Lors du 6ᵉ Congrès de la Chaire Internationale Denis Mukwege, organisé à Bruxelles, Marie Rabatel a été désignée pour incarner « la force de la résilience et de la reconstruction », aux côtés du Dr Denis Mukwege, Prix Nobel de la Paix.
Cette reconnaissance internationale met en lumière un parcours d’engagement et une expertise aujourd’hui identifiés comme des références dans le champ des droits humains et du handicap.

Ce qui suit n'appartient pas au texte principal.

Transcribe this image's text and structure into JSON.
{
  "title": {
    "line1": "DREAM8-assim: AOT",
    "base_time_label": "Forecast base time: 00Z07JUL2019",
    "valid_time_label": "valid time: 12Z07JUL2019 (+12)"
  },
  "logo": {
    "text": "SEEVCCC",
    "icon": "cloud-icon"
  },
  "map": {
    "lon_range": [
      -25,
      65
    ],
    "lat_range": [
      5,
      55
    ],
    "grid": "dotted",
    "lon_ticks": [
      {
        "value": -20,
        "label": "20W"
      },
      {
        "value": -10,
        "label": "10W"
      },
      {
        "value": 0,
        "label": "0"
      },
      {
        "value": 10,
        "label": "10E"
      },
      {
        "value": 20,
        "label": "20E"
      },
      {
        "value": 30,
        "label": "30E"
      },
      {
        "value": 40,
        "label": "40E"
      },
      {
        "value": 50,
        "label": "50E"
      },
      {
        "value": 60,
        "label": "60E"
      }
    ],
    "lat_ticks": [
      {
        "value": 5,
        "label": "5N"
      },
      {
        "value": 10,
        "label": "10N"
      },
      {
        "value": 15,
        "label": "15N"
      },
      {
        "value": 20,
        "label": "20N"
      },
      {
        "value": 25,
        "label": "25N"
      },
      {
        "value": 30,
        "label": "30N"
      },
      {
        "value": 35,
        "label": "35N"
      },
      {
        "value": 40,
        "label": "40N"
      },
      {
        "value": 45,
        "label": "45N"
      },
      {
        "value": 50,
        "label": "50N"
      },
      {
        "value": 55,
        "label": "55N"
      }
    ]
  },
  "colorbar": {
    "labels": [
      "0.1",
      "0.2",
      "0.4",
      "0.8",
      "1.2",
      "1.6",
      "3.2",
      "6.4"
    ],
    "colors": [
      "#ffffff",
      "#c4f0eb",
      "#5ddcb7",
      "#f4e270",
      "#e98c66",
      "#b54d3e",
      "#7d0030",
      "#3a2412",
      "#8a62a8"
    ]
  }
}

● Une reconnaissance internationale au service des droits humains
Placée sous le thème « Du corps meurtri à la résilience : comment réparer l’invisible », cette rencontre internationale a réuni expert·es, universitaires, institutions et acteurs de terrain engagés dans la lutte contre les violences graves et la promotion des droits humains.
La présence et la distinction accordée à la Présidente de l’Association Francophone de Femmes Autistes s’inscrivent dans cette dynamique internationale. Elles témoignent d’une capacité à faire dialoguer cadres juridiques et institutionnels, réalités de terrain et stratégies de transformation durable des politiques publiques.
● Une expertise construite à l’interface du vécu, de la recherche et de l’action publique
La prise de parole de la Présidente de l’AFFA s’insère dans une approche reliant expérience vécue, expertise de terrain, production de connaissances et évolution des politiques publiques.
» Traverser le pire ne signifie pas s’y enfermer . »
Marie Rabatel, Présidente de l’Association Francophone de Femmes Autistes
Survivante de violences sexuelles, femme autiste et actrice de terrain de longue date, elle a fait le choix de transformer l’épreuve en engagement structuré au service de l’intérêt général. Son intervention ne visait pas à relater un parcours personnel, mais à proposer une analyse transversale des mécanismes de violences systémiques et des conditions nécessaires à la reconstruction, tant individuelle que collective.
Cette capacité à produire une lecture globale des phénomènes de violence, en lien avec la Convention relative aux droits des personnes handicapées des Nations-Unies, constitue aujourd’hui un socle central de son travail.
● Violences et handicap : un enjeu majeur encore insuffisamment traité
Depuis plus de vingt ans, son engagement se concentre sur un champ encore largement invisibilisé dans de nombreux contextes nationaux et internationaux : les violences massives et systémiques subies par les personnes en situation de handicap, en particulier les femmes et les enfants.
Lors d’une audition au Senat Français dans le cadre d’un rapport sur les femmes handicapées victimes de violences, elle rappelait que :
« Le handicap accroît les violences et les violences accroissent le handicap. »
Marie Rabatel, Présidente de l’Association Francophone de Femmes Autistes
Cette analyse met en évidence un cercle de vulnérabilisation structurelle qui demeure insuffisamment pris en compte dans les politiques de prévention, de protection et de réparation.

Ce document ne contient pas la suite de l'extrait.